UX/UI Case Study: Streamify Mobile App
Contents
Overview
Team, Timeline, Problem Statement
Process
User Research, User Interviews & Key Insights, Define the Problem, Ideation & Brainstorming, UI Style Guide, UI Prototyping & User Testing
Key Takeaways
Future Opportunities
Overview
Streamify is a mobile application that helps users easily find movies and television shows across all available streaming platforms.
Team
Our team consisted of three UX designers: Jonathan Kaplan, Niles Ruf, and Allison Daly (me). Since I already have a lot of experience with user interface design I wanted to challenge myself by focusing more of my efforts on user research along with Jonathan. I assisted Niles in the user interface design by quickly designing a logo and helping build out the high and low-fidelity prototypes.
Timeline
The timeline for the project was about two weeks. Our team had to complete everything from user research to working prototypes in a short time span. We kept organized with Trello, a web-based list-making application that keeps you organized. We frequently discussed what we were working on and set milestones to keep us on track.
Problem Statement
Streamify was designed to achieve a more streamlined and enjoyable experience when looking for a TV show or movie, taking into account multiple streaming subscriptions and personal preferences. We have observed, through user interviews and surveying that streaming services lack fundamental organization and features necessary to make choosing something (in a sea of choices) quick and effortless. This creates frustration in users because they might spend a long time choosing what to watch rather than just watching it.
How might we build Streamify so that our users are successful based on user testing, user preferences, and previously analyzed data?
Process
User Research
Competitive Analysis:
Our group conducted an analysis of other streaming consolidation apps to see what we might be competing with. Reelgood and Like Wise are examples of these competitors. While some of their designs and functionality are really well done, there are aspects that could be heavily improved upon. We further analyzed these apps to see exactly what we can do better and set out to do just that.
Heuristic Evaluation:
We analyzed the functionality and features of existing apps to ensure proof of concept, market viability, and how to improve upon our competition.
User Interviews:
To further understand the behavior of potential users on a more fundamental level than what surveys can achieve. Interviews were flexible in questioning and follow-up questions were made in consideration of previous answers. Gain more personal information about behavior and preferences when it comes to streaming platforms and how they consume content.
Insights:
n=5
100% of respondents find it difficult to know what platform content is on
80% of respondents decide what to watch with other people present
80% of respondents decide what to watch based on word of mouth
60% of respondents want to know if the movie/show will be worth their time
What we found with all of these insights is that people trust their friends and family above all, multiple opinions need to be taken into account when deciding, and people are concerned if what they watch will be WORTH it, not to mention the confusion of what show or movie is on what platform.
User Surveys:
Constructed to gain valuable feedback on real users and their behavior/preferences.
Results:
n=146
Insights:
All screen sizes are used to a significant degree.

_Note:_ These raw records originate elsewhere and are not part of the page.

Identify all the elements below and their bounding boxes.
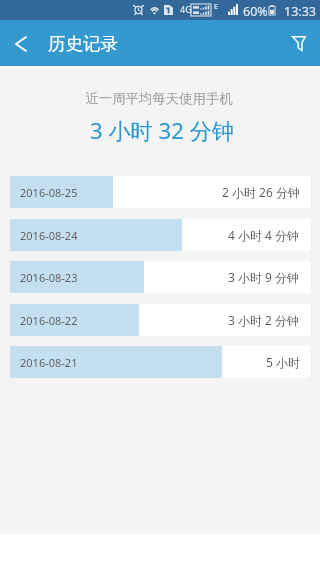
- staticText: 60%: [243, 3, 268, 20]
- staticText: 2016-08-25: [20, 185, 78, 200]
- staticText: 2 小时 26 分钟: [222, 184, 300, 200]
- staticText: 3 小时 9 分钟: [228, 269, 300, 285]
- staticText: E: [214, 2, 218, 12]
- staticText: 13:33: [284, 3, 316, 20]
- button[interactable]: Filter: [275, 21, 320, 66]
- staticText: 4G: [180, 3, 192, 15]
- button[interactable]: 2016-08-23: [10, 261, 310, 293]
- staticText: 2016-08-23: [20, 270, 78, 285]
- button[interactable]: 2016-08-22: [10, 304, 310, 336]
- staticText: 2016-08-22: [20, 313, 78, 328]
- button[interactable]: 2016-08-21: [10, 346, 310, 378]
- staticText: 3 小时 32 分钟: [2, 115, 320, 145]
- staticText: 5 小时: [266, 354, 300, 370]
- button[interactable]: 2016-08-24: [10, 219, 310, 251]
- staticText: 2016-08-21: [20, 355, 78, 370]
- button[interactable]: Back: [0, 22, 42, 64]
- staticText: 2016-08-24: [20, 228, 78, 243]
- staticText: 近一周平均每天使用手机: [0, 90, 319, 107]
- staticText: 4 小时 4 分钟: [228, 227, 300, 243]
- staticText: 历史记录: [48, 33, 118, 55]
- staticText: 3 小时 2 分钟: [228, 312, 300, 328]
- button[interactable]: 2016-08-25: [10, 176, 310, 208]
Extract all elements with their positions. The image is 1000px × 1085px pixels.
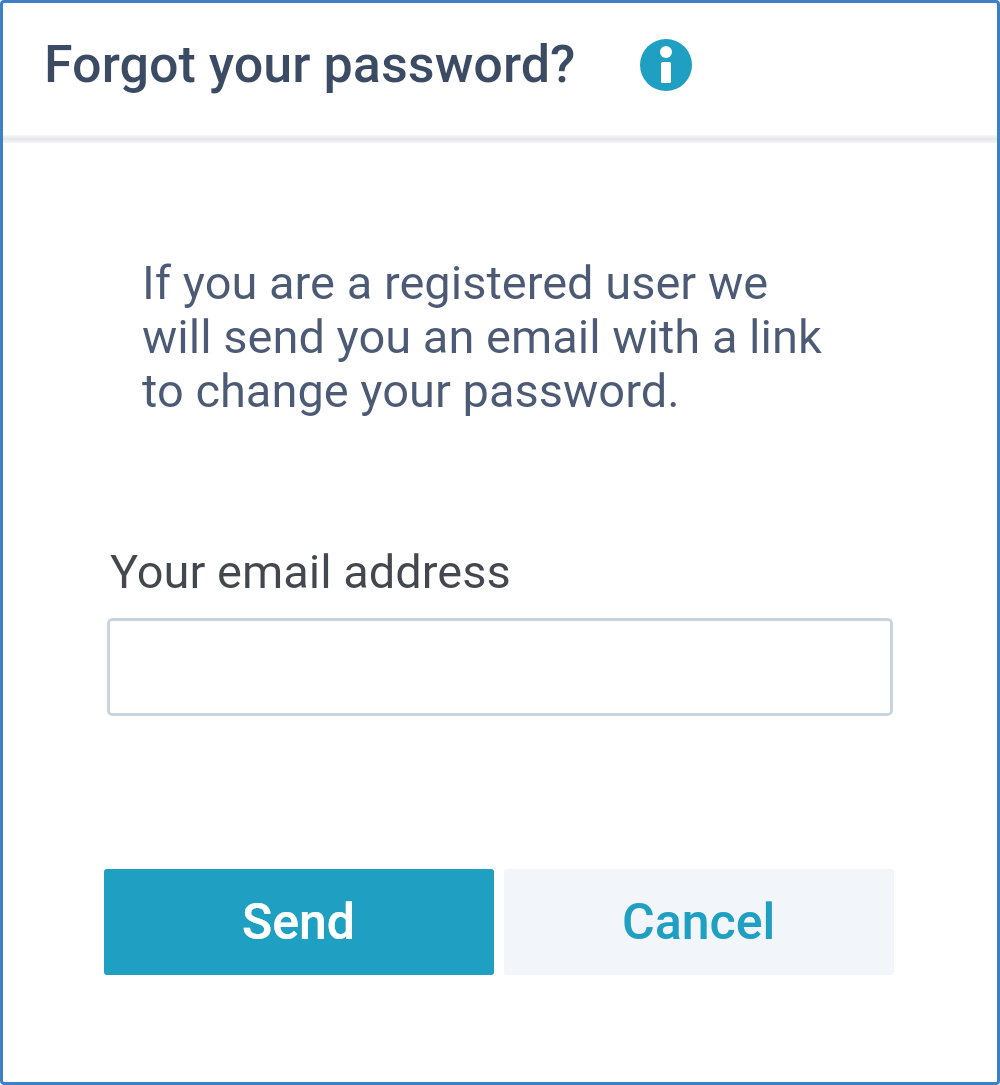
button[interactable]: Send — [104, 869, 494, 975]
button[interactable] — [107, 618, 893, 716]
staticText: Send — [242, 893, 356, 952]
button[interactable] — [640, 39, 692, 91]
button[interactable]: Cancel — [504, 869, 894, 975]
staticText: Your email address — [110, 544, 511, 599]
staticText: Cancel — [622, 893, 776, 952]
staticText: Forgot your password? — [44, 34, 576, 95]
staticText: If you are a registered user we will sen… — [142, 255, 822, 418]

The normal curve helps reinforce our claim by showing a truly random sample, slightly weighted towards the left.
Aside from that, of 146 respondents, only 6 people didn’t use streaming platforms, with the national average for US adults being 62%.
26.6% of responses indicated that word-of-mouth is a priority decision maker
25% of responses indicated content saturation issues or indecisiveness
12.2% of responses indicate there isn’t anything “good” to watch
Important to note that the respondents had the option to include more than one answer, so average responses per question=164.

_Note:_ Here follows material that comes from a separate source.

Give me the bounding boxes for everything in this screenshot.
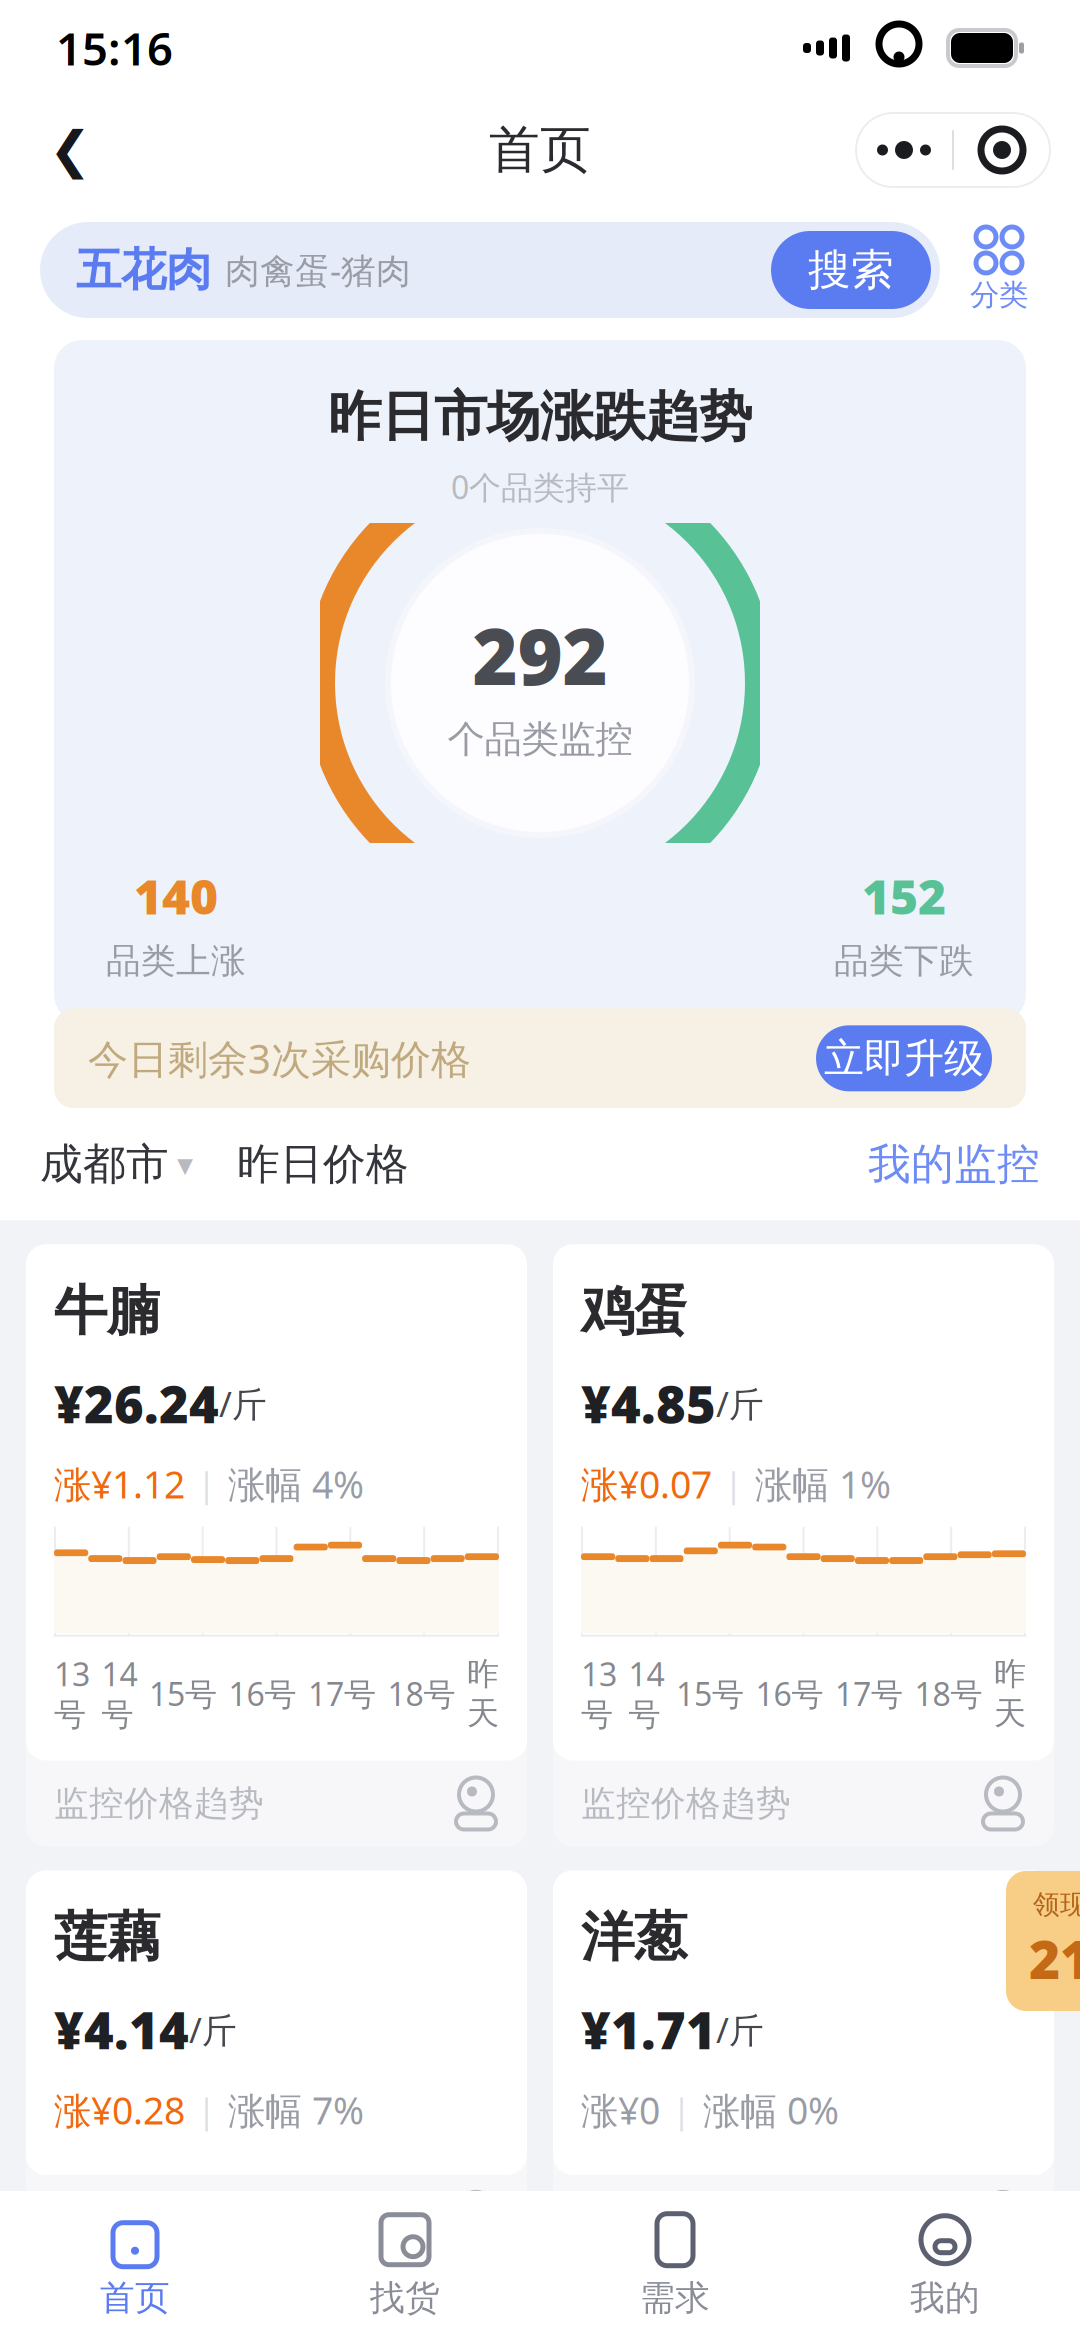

That being said, we found that when deciding what to watch, word of mouth is incredibly important
Also found that people have issues with content saturation and indecisiveness when making decisions on what to watch.

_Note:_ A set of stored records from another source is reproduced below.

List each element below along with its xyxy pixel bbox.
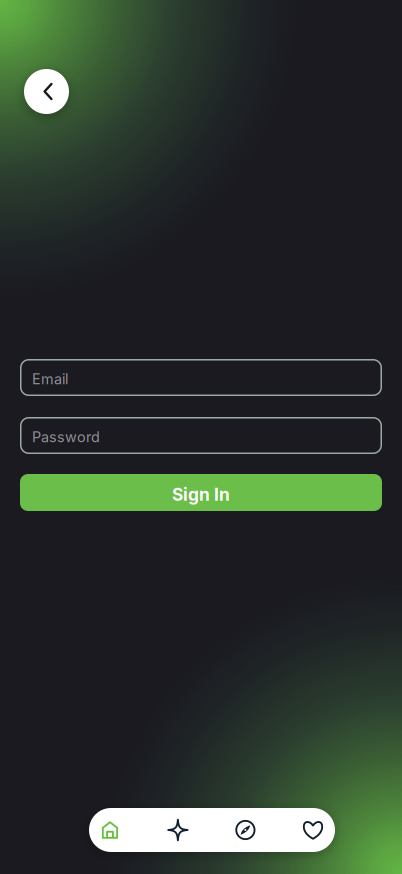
button[interactable]: For You <box>156 808 200 852</box>
staticText: Email <box>32 370 68 388</box>
button[interactable]: Home <box>88 808 132 852</box>
button[interactable]: Back <box>24 69 69 114</box>
button[interactable]: Favourites <box>291 808 335 852</box>
button[interactable]: Sign In <box>20 474 382 511</box>
button[interactable]: Explore <box>223 808 267 852</box>
button[interactable]: Email <box>20 359 382 396</box>
staticText: Sign In <box>172 484 230 505</box>
button[interactable]: Password <box>20 417 382 454</box>
staticText: Password <box>32 428 100 446</box>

12.2% (~20 people) indicate that they don’t have anything “good to watch” which, to me at least indicates that their streaming platforms aren’t catering to their needs, algorithms aren’t “reading” them properly and it creates a disconnect and a fundamental issue within looking through hundreds of titles, very few of which are “good enough”.
Learning Opportunity:
A mistake we made, and learning experience, when conducting the survey was not giving more multiple-choice questions. We could have made educated guesses of what users would say and had them pick out responses and give an ‘other’ option as a backup. We had to comb through all of the respondents’ answers and categorize them. This took a lot of time due to so many responses.
Affinity Diagram:
Empathy Map:
User Persona:
After collecting all our user data and organizing it into an affinity diagram and empathy map, building a useful user persona and scenario was fairly straightforward.
Key Insights
During user research (interviews and surveys), we discovered that most users find it difficult/frustrating to search for movies/tv to watch and on what platform movies/tv-shows are streaming. Half of the users think there is too much content and streaming service choices. Furthermore, a substantial amount of users want all of their movies/tv-shows on one central platform. In conjunction with these findings, a majority of responses indicated that they view movies/tv based on word of mouth.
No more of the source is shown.